Imaginary Penguins

Oliver Jeffers’ book ‘Lost and Found’ depicts a little boy finding a penguin and setting about returning him to the South Pole. But is that what the penguin wants?

This raises the question of the meaning behind books – especially children’s’ pictures: is this penguin, with its symbolism of friendship and loneliness, simply imaginary?

To begin with, what does this mean? We know something as imaginary as not physically existing – one might argue that fairies are not real because we do not see them – in the context of the book, the boy may see the penguin, but other people in his world may not. (Of course, theists raise these questions of God Himself, that He exists without being seen.)
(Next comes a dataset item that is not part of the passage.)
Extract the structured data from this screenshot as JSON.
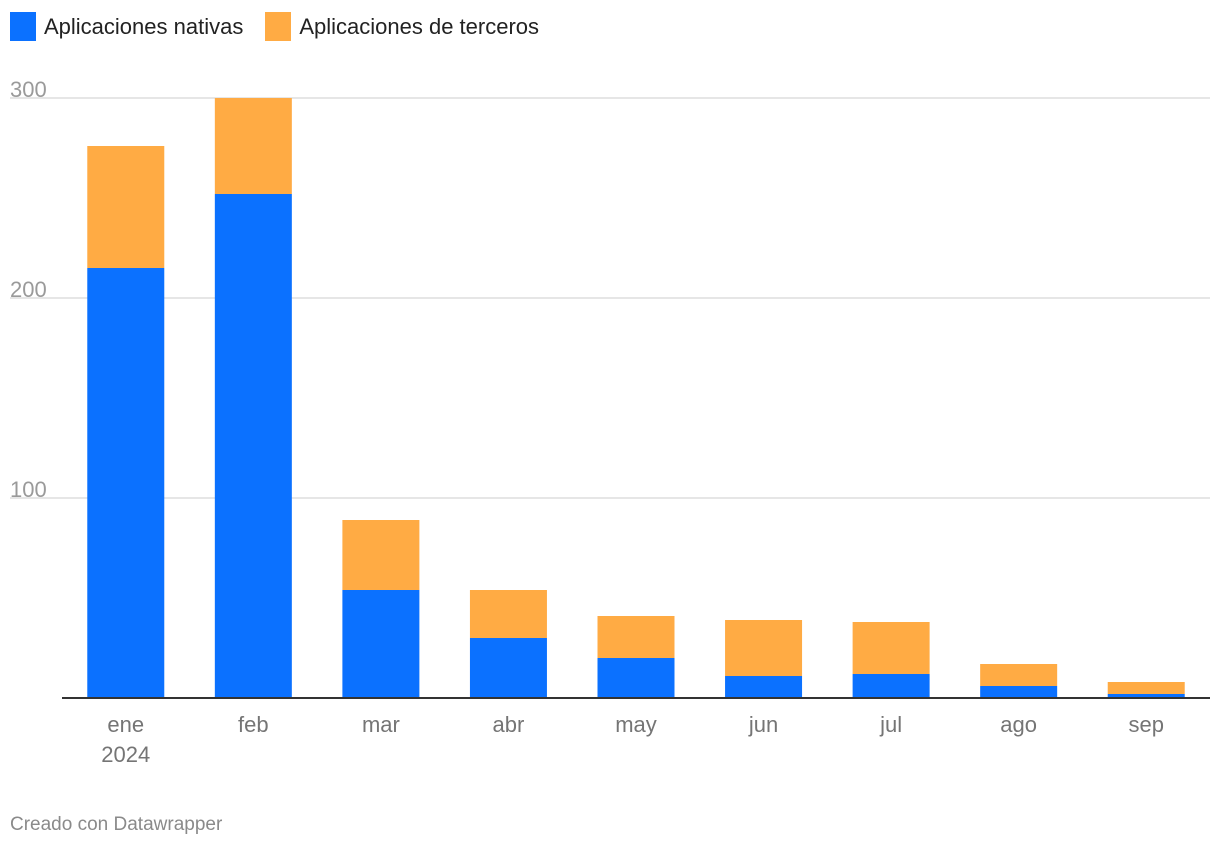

Thus, the penguin is an imaginary entity created by himself to satisfy the missing pieces of the boy.

If the penguin is simply imaginary, that is, in itself, one has to take a great leap of a priori faith to believe in the existence of something not verifiable by empirical evidence. The book suggests there is a penguin – how do we, ‘real-lifers’, use science and observation to prove that, outside of the boy, the penguin is in existence?

To us, the concept of penguin exists (and we apply this to the context of the book automatically); I, personally, would argue that this penguin is imaginary, but not simply imaginary. This penguin has a chance of existing – we see that via the picture-prose – but does so only in the boy’s mind in the context of the story. Elsewhere, for instance in a story about a zoo, the same penguin may well exist.

Certainly, whilst the statement is non-cognitive and doesn’t require proof to its being spoken, the statement is meaningful. I know what I have asked – both in the context of the real world (that is: this is a picture book with an imaginary boy and an imaginary penguin and an imaginary journey to the Pole, but I am aware of that, outside the temporality of this created world) and in the inner context of the imaginary world: that is, this physical boy may be conjuring up an imaginary penguin to serve his lonely aspirations.

Is the penguin imaginary? That depends on opinion and how far one is willing to extend into the realm of the fiction.